Mas estou quase certo de que quem gostou do filme "O Clube dos Poetas Mortos" (1990) e da novela "O Clube Dumas" (1993), de Pérez-Reverte, é muito bem capaz de vir a gostar deste A Sombra do Vento (2001), primeiro livro da quadrilogia muito badalada de Zafón. Como gostaram dele, nas Correntes da Escrita, de 2006, na Póvoa de Varzim. É  tudo uma questão de ar do tempo, de leveza e  tema, de estilo...

sábado, 15 de dezembro de 2018

Revivalismo Ligeiro CCXL



Esta foi, creio, a primeira versão de Smoke gets in your eyes, das muitas que fui ouvindo, depois, por outros intérpretes.

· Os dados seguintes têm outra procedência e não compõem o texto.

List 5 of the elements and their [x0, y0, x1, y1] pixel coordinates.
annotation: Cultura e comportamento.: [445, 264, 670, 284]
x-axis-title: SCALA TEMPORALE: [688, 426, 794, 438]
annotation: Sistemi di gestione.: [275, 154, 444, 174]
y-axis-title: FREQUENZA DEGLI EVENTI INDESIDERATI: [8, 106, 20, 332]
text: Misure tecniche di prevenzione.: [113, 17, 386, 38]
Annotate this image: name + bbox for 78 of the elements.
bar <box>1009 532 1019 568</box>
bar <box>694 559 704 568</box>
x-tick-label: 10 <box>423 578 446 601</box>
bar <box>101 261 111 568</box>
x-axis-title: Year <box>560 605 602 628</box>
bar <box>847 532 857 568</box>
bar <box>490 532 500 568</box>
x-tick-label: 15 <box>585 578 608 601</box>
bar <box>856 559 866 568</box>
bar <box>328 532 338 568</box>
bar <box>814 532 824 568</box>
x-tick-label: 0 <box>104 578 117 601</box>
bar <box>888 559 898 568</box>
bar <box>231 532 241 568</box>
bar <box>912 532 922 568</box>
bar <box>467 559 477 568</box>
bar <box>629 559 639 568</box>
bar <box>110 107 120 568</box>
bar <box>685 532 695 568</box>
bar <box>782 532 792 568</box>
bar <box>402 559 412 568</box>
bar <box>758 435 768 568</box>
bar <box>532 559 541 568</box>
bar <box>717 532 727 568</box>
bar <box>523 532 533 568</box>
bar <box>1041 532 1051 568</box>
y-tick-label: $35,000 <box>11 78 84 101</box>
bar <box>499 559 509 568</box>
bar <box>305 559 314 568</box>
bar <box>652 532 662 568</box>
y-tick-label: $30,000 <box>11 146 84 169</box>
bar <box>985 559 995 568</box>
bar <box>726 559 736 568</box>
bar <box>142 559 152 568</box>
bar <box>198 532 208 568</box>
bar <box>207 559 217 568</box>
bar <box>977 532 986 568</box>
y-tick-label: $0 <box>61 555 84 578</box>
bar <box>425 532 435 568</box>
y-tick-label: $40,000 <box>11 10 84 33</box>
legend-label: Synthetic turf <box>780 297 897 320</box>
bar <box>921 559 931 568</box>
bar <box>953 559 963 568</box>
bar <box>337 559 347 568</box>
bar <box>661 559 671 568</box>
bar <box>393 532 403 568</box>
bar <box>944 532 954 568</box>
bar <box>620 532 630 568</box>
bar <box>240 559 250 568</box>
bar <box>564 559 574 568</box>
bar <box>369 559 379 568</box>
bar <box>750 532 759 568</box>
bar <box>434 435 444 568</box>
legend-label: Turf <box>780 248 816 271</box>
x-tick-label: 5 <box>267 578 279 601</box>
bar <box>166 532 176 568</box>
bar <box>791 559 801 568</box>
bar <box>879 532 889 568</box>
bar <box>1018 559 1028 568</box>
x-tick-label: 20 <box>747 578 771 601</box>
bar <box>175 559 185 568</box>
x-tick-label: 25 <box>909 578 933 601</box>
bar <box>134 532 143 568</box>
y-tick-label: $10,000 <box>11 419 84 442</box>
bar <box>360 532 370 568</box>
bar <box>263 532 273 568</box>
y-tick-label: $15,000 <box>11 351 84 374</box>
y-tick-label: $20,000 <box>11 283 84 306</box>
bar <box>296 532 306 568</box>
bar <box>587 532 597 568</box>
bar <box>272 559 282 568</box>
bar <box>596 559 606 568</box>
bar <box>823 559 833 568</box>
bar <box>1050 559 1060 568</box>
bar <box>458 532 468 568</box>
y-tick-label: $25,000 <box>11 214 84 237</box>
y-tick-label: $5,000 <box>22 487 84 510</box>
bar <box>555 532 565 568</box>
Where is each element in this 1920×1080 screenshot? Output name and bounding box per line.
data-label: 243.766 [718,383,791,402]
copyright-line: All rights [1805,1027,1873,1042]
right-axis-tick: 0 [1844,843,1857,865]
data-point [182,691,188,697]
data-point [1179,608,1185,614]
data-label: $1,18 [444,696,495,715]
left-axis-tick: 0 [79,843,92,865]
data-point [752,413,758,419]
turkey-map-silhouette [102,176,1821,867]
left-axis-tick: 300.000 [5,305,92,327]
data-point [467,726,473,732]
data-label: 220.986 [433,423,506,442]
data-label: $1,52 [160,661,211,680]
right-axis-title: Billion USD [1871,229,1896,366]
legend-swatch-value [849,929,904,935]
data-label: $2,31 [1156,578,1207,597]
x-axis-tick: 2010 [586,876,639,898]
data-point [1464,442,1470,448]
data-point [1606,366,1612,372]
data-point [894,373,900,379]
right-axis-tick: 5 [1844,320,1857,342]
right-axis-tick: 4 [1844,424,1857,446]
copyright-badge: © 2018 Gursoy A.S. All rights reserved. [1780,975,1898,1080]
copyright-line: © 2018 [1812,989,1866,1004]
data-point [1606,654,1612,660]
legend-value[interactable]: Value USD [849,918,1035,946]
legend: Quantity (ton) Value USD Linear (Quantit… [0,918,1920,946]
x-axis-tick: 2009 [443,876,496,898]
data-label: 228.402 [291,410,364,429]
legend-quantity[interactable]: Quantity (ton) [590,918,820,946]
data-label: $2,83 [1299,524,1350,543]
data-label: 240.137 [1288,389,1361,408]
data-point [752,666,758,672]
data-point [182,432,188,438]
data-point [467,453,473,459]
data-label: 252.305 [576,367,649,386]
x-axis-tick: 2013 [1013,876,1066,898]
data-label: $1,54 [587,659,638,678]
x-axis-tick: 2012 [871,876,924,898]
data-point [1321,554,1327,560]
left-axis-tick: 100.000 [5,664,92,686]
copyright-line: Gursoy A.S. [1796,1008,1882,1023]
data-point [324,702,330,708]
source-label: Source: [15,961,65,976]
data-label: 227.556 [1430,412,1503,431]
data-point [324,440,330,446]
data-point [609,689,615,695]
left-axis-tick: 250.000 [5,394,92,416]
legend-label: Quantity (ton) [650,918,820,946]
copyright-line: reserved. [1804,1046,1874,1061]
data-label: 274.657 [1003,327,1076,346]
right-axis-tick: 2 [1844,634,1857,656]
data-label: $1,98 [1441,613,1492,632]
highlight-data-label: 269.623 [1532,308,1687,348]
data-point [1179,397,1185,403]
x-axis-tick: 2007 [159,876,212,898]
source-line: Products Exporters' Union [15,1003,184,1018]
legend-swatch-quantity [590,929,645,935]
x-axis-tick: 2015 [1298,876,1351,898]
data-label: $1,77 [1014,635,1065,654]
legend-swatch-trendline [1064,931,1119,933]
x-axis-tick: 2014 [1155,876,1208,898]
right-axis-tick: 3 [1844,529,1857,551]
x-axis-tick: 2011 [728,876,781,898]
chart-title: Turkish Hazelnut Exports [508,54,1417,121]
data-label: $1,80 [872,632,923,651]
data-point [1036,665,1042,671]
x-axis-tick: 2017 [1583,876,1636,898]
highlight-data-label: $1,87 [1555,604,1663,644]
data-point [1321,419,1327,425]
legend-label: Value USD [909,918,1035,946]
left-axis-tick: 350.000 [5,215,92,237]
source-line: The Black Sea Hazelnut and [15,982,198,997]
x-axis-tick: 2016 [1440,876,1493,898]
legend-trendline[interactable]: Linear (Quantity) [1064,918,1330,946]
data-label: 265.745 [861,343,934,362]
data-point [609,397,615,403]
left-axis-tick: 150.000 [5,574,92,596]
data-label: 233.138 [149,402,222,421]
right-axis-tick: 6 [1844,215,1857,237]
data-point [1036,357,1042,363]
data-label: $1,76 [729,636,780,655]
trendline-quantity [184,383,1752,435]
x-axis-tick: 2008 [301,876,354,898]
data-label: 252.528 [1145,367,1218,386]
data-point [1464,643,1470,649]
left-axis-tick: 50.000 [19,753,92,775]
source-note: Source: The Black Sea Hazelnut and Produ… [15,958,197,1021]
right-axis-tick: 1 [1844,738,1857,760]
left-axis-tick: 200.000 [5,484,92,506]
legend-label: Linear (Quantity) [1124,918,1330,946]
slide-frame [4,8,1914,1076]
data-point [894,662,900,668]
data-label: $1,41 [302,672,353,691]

Numa idade que acaba por ser o cerne ou centro, em volta da qual, se limita, muitas vezes, o pico da cristalização essencial do gosto e da memória musical de cada um. Continuo a pensar que, neste caso, The Platters são ainda a melhor opção. Aqui ficam...

Divagações 138


No Mercado, a dona Irene lacrimosa, soluçando a tuberculose inesperada de uma jovem parente sua, de 21 anos, tinha o pinhão a 70 euros, o quilo. Mas eu, este ano, até já o vi mais caro, e menos bonito.
Daí, algumas confeitarias, por vezes, fazerem uma vaquinha com caju e até amendoim torrado que, como vem de África, sempre fica mais barato e dá mais lucro no Bolo-rei vendido. Como já notei, aqui há dias.
Porque isto de tradições é tudo uma questão formal e de parecer. Mas também de contágio, como a tuberculose. Quem já passou Natal e Ano Novo, sozinho, alguma vez na vida, sabe que o facto pode nada ter de dramático ou infeliz. Sobretudo, se for depois de um enorme dia de trabalho...
Desde que haja uma fatia de Bolo-rei, com pinhões autênticos, e outros com casca, mesmo que não esteja ninguém à beira, com quem jogar o Rapa (,tira e põe), como a lembrar a infância de outrora.
Não farei coro com Sartre, a dizer que o Inferno são os outros, mas o Comércio é que leva à obrigação devota e clonada de afivelarmos, por uns dias, esta máscara de solidariedade e alegria, formais, sem mesmo reflectirmos, realmente, se estamos de bem com a Vida. E com os outros...


quinta-feira, 13 de dezembro de 2018

Pinacoteca Pessoal 143


Nascido em Praga, de uma família de aristocratas, Józef Czapski (1896-1993), escritor e pintor, foi testemunha presencial da duas Grandes Guerras, embora, também, um declarado pacifista. E um dos poucos sobreviventes do massacre de Kattyn.


Influenciado por Cézanne, a sua obra pictórica, no entanto, não reflecte os horrores das duas guerras, por que passou, talvez por uma omissão voluntária e pessoal.